Denver ist die erste Stadt in den USA, die den Gebrauch von Magic Mushrooms gestattet. Die Mile-High-City ist bekannt dafür, an vorderster Front bei der Marihuana-Legalisierung gestanden zu haben.

Bereits im Januar wurde von „Decriminalize Denver“, einer Gruppe von Anwälten, eine Petition eingereicht, um bei der nächsten Wahl im Mai eine Entkriminalisierung von Magic Mushrooms zu erreichen.

Wenn man mit „Ja“ für die „Initiated Ordinance 301, Psilocybin Mushroom Initiative“ stimmt, würde die Verfolgung von Besitz und der Gebrauch von Psilocybin Pilzen die niedrigste Priorität bei der Polizei haben. Außerdem würde man der Stadt verbieten, Ressourcen für die Strafverfolgung von Psilos zu verschwenden. Das heißt, dass die Pilze zwar immer noch illegal sind, aber die Polizisten sich bei geringen Verstößen kein großes Aufsehen erregen werden.
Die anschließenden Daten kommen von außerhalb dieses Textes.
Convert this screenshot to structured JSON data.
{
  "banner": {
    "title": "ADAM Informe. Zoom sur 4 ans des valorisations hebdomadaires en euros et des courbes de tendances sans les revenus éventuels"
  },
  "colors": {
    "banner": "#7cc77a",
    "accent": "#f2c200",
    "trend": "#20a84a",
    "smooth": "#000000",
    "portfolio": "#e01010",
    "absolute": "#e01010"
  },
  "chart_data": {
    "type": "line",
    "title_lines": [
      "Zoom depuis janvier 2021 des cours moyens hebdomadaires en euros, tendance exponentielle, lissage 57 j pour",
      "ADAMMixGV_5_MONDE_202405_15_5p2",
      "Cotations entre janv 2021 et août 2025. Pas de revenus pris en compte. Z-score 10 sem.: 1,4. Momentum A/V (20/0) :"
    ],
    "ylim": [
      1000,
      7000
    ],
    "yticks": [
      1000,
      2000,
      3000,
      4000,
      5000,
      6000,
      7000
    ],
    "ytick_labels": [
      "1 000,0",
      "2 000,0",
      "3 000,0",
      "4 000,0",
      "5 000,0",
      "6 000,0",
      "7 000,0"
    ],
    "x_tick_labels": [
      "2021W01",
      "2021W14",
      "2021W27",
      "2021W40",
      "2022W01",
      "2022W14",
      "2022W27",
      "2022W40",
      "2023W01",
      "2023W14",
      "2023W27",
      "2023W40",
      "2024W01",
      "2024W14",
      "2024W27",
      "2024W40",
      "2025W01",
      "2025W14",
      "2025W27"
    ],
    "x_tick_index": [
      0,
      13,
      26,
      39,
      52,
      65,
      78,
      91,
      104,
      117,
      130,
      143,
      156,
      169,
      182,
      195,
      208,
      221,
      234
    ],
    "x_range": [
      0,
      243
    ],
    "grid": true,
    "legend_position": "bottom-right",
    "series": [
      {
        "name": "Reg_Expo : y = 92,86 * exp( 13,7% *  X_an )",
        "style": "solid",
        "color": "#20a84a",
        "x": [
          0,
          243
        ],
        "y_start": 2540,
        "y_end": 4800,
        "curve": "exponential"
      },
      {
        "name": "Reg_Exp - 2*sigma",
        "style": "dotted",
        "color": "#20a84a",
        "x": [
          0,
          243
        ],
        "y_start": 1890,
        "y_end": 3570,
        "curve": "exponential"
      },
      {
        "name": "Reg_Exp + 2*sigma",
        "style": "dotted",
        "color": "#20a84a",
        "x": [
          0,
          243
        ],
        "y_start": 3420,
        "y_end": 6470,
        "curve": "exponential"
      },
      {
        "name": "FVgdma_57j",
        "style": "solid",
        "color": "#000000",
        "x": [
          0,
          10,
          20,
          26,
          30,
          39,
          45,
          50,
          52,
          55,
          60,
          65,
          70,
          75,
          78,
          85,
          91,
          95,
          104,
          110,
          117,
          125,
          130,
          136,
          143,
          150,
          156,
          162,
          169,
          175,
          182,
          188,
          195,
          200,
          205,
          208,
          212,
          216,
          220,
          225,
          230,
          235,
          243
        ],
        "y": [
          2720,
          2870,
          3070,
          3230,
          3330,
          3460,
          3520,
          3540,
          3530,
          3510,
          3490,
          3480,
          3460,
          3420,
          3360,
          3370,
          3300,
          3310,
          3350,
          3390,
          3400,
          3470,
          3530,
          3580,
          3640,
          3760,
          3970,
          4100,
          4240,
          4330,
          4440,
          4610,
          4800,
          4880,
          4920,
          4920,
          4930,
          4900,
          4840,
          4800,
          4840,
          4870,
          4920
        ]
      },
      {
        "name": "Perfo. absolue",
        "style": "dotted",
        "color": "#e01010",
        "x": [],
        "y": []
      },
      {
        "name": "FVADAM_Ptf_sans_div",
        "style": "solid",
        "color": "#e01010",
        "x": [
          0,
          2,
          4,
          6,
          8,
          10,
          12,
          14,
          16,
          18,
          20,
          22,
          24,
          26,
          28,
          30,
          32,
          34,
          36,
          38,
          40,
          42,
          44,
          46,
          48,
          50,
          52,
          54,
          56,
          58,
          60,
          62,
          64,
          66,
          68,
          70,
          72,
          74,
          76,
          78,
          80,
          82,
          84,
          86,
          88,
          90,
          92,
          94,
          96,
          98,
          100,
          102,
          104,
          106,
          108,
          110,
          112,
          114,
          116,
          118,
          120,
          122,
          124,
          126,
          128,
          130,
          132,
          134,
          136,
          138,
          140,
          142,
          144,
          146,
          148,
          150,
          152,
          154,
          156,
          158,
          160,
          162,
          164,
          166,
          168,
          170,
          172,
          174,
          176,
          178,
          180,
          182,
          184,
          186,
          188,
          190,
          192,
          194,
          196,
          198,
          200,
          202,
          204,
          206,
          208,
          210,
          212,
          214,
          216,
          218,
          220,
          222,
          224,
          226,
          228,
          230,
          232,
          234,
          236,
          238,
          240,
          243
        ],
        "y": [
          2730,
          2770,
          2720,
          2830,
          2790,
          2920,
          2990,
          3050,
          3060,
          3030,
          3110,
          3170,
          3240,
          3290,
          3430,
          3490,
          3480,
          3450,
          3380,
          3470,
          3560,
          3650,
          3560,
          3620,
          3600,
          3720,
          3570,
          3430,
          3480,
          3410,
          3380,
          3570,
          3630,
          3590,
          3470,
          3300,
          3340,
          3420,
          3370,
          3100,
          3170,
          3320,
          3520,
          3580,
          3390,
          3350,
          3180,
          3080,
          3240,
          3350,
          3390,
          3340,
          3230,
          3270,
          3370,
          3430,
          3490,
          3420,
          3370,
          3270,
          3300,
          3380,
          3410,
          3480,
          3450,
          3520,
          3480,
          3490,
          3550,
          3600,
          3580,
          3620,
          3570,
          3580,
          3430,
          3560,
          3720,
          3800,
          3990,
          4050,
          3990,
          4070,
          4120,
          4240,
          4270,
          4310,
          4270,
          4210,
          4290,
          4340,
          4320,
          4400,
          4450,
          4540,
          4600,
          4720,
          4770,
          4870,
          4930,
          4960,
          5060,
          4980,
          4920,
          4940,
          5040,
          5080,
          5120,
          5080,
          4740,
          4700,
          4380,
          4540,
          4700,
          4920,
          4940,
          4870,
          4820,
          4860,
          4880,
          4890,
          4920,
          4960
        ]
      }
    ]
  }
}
Nach den letzten Auszählungen am Dienstag haben knapp 50,6 Prozent der Bevölkerung gewählt, wobei 89.320 dafür sind und 87.341 dagegen. Dies ist aber noch kein finales Ergebnis, da noch Stimmen vom Militär und aus dem Ausland fehlen. Oft sind diese Abstimmungen aber eher gering. Das Endergebnis wird dann am 16. Mai veröffentlicht.

In vielen Studien wurde der medizinische Nutzen von Magic Mushrooms bei der Behandlung von Depression festgestellt. Vereinigungen im fortschrittlichen und liberalen US-Staat Kalifornien versuchten schon vor zwei Jahren eine ähnliches Gesetz durchzubringen. Leider verschwand die Abstimmung irgendwie in der Versenkung.